Let $X$ be a complex manifold. A closed subset $Y$ of $X$ is called an **analytic set** if for each $y \in Y$, there is an open neighborhood $U$ of $y$ so that $Y \cap U$ is the zero set of finitely many holomorphic functions $f_{1}, \cdots, f_{k} \in \mathscr{O}(U)$.

Let $\Omega$ be a bounded domain in the complex plane $\mathbb{C}$, and $A$ a countable set of $\Omega$ admitting no accumulation point.

Ques: Is $A$ necessarily an analytic set in $\Omega$?

As well known, the Weierstrass factorization theorem tell us that any countable

set of $\mathbb{C}$ tending to infinity is an analytic set.

## Best Answer

(Note that the condition that $\Omega$ is bounded is not used anywhere)

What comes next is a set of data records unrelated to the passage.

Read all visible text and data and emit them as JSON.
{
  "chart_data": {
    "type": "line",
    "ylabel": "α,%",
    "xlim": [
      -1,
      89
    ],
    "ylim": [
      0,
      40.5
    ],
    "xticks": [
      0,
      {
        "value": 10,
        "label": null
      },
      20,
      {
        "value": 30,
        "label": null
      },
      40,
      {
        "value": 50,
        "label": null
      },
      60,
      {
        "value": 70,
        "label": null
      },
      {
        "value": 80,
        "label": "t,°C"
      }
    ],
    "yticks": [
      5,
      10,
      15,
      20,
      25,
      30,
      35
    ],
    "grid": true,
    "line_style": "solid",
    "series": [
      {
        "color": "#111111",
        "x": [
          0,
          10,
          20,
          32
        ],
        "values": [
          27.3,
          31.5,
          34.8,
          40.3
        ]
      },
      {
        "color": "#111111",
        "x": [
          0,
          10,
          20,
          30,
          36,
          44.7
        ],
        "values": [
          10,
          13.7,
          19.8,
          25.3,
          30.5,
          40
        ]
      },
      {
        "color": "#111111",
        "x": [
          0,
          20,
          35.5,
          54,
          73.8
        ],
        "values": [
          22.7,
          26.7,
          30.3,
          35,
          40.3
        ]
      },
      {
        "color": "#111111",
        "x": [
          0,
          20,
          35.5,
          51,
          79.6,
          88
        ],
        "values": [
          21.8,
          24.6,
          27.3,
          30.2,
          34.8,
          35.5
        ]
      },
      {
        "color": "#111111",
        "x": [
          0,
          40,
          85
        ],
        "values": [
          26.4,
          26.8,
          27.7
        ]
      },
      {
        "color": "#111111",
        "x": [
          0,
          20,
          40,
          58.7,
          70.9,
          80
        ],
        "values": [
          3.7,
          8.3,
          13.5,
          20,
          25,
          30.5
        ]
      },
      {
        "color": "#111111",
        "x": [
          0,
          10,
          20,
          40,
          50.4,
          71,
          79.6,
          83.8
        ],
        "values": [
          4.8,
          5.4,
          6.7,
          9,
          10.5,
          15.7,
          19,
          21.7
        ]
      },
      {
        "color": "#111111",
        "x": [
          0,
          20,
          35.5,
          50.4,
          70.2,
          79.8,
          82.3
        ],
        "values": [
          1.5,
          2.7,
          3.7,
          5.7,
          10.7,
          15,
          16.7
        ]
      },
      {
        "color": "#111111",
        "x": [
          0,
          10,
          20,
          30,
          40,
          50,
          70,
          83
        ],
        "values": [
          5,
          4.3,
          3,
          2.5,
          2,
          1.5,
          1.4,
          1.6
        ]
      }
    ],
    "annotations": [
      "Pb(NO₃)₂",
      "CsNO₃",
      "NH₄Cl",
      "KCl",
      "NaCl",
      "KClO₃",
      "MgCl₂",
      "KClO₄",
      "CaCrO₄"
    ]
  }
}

Here's a rather silly and trivial solution: If $A$ has no accumulation point, then it is discrete, so for every point $p \in A$, we can find an open neighborhood $U$ such that $A \cap U =\{p\}$. But clearly $\{p\}$ is the zero set of $z-p \in \mathscr O(U)$.

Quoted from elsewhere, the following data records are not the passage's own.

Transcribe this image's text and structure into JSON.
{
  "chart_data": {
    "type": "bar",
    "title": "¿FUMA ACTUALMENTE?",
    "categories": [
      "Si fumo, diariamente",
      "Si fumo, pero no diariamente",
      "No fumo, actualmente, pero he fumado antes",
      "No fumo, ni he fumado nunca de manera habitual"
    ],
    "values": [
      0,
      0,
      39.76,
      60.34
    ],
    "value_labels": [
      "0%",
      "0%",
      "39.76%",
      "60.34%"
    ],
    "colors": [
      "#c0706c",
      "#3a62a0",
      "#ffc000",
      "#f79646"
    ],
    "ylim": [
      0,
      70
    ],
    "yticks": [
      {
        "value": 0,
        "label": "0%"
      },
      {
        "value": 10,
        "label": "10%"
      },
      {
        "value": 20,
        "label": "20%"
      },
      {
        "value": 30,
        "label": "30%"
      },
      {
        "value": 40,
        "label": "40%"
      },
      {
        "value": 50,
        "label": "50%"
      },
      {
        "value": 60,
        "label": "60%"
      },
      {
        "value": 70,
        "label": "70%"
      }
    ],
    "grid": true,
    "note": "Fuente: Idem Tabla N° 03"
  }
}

You might say that this is unsatisfying and I'd agree. The reason is that for $\Bbb C$, Weierstraß factorization tells you much more: not only is a discrete subset of $\Bbb C$ locally the zero set of holomorphic functions, it's actually the zero set of a globally defined holomorphic function!

So one might ask the same question about $A \subset \Omega$. And indeed, it is true that there some $f \in \mathscr O(U)$ such that $A$ is the zero set of $f$. One can show this via sheaf cohomology, as orangeskid explains in his answer. But it is also possible to do a more general version of Weierstraß factorization, along the same lines as the version for entire functions. For this, see chapter 4 of

Classical Topics in Complex Function Theoryby Remmert.